Hepworth et al.¹⁰ further found that MHC-II expression by ILC3 is uncoupled from expression of co-stimulatory molecules (Figure 1), even following activation by microbial or inflammatory stimuli. Studies from another group show that splenic ILC3 initiate productive CD4⁺ T cell responses after upregulating both MHC-II and co-stimulatory molecules upon exposure to inflammatory stimuli¹². One possibility that may reconcile these discrepant findings is that ILC3 inhibit co-stimulatory molecule expression in response to tissue-specific conditioning signals emerging from gut but not splenic microenvironments.

Further transcriptional studies revealed that gut ILC3 express MHC-II through a mechanism involving the pIV promoter of class II transactivator (CIITA), a co-activator of MHC-II genes also used by TECs¹⁰. By setting up elegant in vitro ILC3-CD4⁺ T cell co-cultures, Hepworth et al.¹⁰ demonstrated that ILC3 activate a CD4⁺ T cell death program similar to that activated by TECs for the negative selection of developing CD4⁺ T cells. In the thymus, TECs eliminate autoreactive CD4⁺ T cells by presenting self-antigen in the context of MHC-II. The resulting TCR signals activate a Nur77-controlled pathway that upregulates the pro-apoptotic protein Bim. A similar mechanism is also adopted by MHC-II⁺ ILC3 to remove commensal-reactive Teff cells (Figure 1).

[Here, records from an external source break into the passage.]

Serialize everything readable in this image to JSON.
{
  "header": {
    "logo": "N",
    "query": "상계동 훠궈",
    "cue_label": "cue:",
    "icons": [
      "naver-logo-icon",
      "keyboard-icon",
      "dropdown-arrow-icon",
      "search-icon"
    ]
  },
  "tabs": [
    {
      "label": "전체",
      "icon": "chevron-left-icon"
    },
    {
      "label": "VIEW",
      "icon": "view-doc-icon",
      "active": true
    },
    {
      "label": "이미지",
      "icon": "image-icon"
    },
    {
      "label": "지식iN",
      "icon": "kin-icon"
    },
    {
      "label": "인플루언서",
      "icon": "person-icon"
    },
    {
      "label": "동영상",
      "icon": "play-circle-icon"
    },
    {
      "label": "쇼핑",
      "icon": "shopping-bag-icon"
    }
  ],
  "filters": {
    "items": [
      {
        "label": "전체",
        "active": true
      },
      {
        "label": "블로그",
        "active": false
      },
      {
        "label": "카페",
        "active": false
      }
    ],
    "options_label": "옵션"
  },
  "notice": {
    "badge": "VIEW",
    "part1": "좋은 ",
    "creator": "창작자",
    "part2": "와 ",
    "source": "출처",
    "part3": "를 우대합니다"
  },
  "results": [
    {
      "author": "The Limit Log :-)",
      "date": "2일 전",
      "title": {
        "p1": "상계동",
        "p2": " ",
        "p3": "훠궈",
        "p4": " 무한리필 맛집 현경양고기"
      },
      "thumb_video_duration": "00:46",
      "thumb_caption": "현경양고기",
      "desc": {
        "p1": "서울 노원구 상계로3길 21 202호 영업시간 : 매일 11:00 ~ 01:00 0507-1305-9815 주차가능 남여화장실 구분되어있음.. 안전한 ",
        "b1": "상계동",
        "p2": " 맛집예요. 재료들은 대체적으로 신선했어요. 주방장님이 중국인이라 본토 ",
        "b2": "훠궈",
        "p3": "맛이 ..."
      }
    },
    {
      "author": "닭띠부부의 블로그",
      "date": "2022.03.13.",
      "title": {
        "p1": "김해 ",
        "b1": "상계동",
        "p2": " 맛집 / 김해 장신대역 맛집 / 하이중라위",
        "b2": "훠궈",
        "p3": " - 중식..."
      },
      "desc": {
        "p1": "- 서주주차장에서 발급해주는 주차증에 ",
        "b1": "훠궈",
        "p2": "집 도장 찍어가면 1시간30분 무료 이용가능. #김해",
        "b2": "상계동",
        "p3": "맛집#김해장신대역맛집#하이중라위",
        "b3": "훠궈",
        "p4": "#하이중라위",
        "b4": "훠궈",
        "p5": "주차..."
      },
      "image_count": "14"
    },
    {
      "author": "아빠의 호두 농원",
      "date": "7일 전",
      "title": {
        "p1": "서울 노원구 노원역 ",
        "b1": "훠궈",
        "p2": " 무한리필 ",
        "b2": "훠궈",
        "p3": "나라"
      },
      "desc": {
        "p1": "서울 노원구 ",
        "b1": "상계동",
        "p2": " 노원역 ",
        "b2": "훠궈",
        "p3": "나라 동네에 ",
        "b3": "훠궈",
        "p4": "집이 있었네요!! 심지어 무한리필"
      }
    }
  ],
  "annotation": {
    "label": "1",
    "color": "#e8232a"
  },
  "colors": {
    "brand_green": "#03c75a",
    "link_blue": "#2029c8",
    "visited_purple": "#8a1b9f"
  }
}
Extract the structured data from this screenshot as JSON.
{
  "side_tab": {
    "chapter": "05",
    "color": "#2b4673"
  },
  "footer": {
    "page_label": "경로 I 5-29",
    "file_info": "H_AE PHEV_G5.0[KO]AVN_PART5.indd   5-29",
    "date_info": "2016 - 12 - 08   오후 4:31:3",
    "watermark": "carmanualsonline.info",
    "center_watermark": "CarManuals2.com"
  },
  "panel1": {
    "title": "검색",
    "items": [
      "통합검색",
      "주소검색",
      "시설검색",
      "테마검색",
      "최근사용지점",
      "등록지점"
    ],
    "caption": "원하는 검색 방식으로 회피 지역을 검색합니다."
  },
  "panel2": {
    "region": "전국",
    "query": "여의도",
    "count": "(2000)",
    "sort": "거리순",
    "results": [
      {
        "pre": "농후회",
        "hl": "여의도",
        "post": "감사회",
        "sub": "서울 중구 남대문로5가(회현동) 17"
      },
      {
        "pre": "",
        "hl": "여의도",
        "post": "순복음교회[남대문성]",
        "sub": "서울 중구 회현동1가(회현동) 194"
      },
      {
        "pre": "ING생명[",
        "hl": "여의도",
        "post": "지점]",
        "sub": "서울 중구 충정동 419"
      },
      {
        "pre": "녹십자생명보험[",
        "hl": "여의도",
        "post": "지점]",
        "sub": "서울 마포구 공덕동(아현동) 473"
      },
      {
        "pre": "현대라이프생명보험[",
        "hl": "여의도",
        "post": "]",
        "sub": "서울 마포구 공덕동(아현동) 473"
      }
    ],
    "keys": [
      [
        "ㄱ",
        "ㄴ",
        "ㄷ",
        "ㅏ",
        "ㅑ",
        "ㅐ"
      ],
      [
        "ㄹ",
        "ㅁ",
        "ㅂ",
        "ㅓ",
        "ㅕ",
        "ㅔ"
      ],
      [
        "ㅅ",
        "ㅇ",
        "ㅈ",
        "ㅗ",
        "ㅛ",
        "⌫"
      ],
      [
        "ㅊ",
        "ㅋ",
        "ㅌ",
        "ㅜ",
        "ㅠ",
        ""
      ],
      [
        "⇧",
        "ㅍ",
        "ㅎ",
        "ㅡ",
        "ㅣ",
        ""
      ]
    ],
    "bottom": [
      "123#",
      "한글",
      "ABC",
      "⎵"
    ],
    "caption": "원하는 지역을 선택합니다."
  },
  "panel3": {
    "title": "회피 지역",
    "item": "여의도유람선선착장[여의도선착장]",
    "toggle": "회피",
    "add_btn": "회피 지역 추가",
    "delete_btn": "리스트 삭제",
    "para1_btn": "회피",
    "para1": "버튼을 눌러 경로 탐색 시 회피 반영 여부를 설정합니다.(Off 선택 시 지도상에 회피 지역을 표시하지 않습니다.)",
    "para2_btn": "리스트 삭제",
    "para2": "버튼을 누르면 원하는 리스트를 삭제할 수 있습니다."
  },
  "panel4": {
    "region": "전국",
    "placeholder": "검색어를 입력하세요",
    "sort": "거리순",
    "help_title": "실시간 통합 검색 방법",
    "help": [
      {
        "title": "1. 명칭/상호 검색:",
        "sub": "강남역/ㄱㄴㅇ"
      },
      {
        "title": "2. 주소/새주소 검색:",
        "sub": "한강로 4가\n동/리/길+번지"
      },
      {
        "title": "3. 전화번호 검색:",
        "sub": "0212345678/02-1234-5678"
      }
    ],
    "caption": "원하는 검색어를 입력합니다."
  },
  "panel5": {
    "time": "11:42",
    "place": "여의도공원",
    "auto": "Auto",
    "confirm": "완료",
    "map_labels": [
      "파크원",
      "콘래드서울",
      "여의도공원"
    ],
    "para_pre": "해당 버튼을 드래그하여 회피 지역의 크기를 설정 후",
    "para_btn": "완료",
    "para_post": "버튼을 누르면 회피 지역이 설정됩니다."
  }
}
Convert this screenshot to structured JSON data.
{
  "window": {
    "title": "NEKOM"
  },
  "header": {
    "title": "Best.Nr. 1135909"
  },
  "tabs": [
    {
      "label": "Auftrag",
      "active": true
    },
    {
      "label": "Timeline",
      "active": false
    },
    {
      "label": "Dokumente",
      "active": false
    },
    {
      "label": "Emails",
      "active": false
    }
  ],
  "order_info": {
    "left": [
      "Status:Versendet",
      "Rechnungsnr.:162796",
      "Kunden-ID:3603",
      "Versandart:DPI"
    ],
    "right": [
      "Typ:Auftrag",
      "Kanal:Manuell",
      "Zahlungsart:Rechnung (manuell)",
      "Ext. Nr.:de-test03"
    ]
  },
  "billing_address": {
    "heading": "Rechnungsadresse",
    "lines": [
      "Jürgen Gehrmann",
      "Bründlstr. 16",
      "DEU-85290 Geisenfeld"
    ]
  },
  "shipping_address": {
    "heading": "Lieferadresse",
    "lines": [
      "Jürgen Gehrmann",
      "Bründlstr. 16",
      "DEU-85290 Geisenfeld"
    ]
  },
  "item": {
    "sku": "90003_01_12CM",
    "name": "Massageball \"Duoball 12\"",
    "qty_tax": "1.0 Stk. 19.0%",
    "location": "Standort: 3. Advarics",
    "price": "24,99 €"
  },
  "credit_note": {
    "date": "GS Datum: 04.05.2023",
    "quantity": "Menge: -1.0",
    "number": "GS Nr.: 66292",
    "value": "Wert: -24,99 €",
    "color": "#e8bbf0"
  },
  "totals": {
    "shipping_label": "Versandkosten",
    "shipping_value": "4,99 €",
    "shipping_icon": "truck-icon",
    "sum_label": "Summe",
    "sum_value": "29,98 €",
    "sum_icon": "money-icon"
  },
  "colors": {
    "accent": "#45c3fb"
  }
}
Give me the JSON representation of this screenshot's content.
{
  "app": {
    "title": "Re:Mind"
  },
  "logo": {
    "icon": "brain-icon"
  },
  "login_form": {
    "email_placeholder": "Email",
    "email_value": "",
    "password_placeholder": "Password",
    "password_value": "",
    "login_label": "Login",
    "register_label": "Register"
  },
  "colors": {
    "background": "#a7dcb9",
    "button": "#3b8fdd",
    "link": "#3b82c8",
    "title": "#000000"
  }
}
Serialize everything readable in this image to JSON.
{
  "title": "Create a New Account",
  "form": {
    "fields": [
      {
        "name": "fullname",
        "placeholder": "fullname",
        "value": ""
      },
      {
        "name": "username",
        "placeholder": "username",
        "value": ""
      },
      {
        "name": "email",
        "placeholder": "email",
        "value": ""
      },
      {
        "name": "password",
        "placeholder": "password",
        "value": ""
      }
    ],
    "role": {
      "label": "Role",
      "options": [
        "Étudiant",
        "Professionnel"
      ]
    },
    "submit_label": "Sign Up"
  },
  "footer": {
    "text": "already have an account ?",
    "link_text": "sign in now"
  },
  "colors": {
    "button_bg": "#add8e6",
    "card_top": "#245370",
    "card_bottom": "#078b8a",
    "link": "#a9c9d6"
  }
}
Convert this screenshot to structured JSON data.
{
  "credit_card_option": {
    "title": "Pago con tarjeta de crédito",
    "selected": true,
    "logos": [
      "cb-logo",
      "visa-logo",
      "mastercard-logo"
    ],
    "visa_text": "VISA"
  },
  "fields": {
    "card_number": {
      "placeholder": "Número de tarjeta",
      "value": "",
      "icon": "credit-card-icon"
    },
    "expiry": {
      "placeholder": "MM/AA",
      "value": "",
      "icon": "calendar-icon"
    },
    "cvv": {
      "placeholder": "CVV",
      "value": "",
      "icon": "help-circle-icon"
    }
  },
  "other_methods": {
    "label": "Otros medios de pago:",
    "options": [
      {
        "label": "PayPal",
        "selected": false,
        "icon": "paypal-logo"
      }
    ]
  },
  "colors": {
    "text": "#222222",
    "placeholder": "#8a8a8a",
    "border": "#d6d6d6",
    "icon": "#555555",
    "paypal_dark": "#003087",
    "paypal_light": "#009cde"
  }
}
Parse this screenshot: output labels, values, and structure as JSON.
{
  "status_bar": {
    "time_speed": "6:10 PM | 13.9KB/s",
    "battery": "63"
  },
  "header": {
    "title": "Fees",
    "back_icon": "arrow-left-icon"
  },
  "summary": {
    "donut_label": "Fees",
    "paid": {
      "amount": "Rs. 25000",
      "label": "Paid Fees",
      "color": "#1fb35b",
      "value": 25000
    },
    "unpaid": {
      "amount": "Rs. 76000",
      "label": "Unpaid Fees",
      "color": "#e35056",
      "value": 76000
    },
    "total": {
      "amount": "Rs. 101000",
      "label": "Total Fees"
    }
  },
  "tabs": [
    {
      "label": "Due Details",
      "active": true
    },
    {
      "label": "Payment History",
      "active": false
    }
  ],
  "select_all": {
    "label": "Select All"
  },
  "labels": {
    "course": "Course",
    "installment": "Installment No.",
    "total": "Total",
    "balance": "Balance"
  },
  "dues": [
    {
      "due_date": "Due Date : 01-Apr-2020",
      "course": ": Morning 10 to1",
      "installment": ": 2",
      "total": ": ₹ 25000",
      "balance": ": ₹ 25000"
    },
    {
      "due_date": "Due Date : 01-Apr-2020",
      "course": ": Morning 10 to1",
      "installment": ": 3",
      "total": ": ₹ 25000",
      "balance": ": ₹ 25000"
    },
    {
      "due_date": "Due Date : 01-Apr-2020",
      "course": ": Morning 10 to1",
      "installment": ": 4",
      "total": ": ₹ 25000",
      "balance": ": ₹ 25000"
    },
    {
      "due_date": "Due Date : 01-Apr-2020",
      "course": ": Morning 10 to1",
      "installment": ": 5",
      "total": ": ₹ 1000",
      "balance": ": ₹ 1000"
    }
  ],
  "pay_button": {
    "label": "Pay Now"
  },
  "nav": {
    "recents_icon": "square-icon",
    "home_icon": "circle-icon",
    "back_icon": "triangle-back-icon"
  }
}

However, this is not all. Indeed, Hepworth et al.¹⁰ found that MHC-II⁺ ILC3 express elevated levels of CD25, a high-affinity receptor for the T cell growth factor IL-2. By extracting IL-2 from the extracellular environment via CD25, MHC-II⁺ ILC3 starve CD4⁺ Teff cells, thereby further restraining their expansion¹⁰. This finding may explain why MHC-II⁺ ILC3 spare Treg cells (Figure 1), which express elevated levels of CD25.

Finally, Hepworth et al.¹⁰ found that the gut ILC3 expressed less MHC-II in patients with inflammatory bowel disease (IBD). Concomitantly, these patients also showed more pro-inflammatory gut Teff cells, including T helper 17 (Th17) cells¹⁰. Thus, perturbations of MHC-II expression by ILC3 may cause gut inflammation by impairing the negative selection of CD4⁺ Teff cells reactive to commensals (Figure 1). This raises the possibility that IBD may benefit from drugs capable to restore MHC-II expression by ILC3.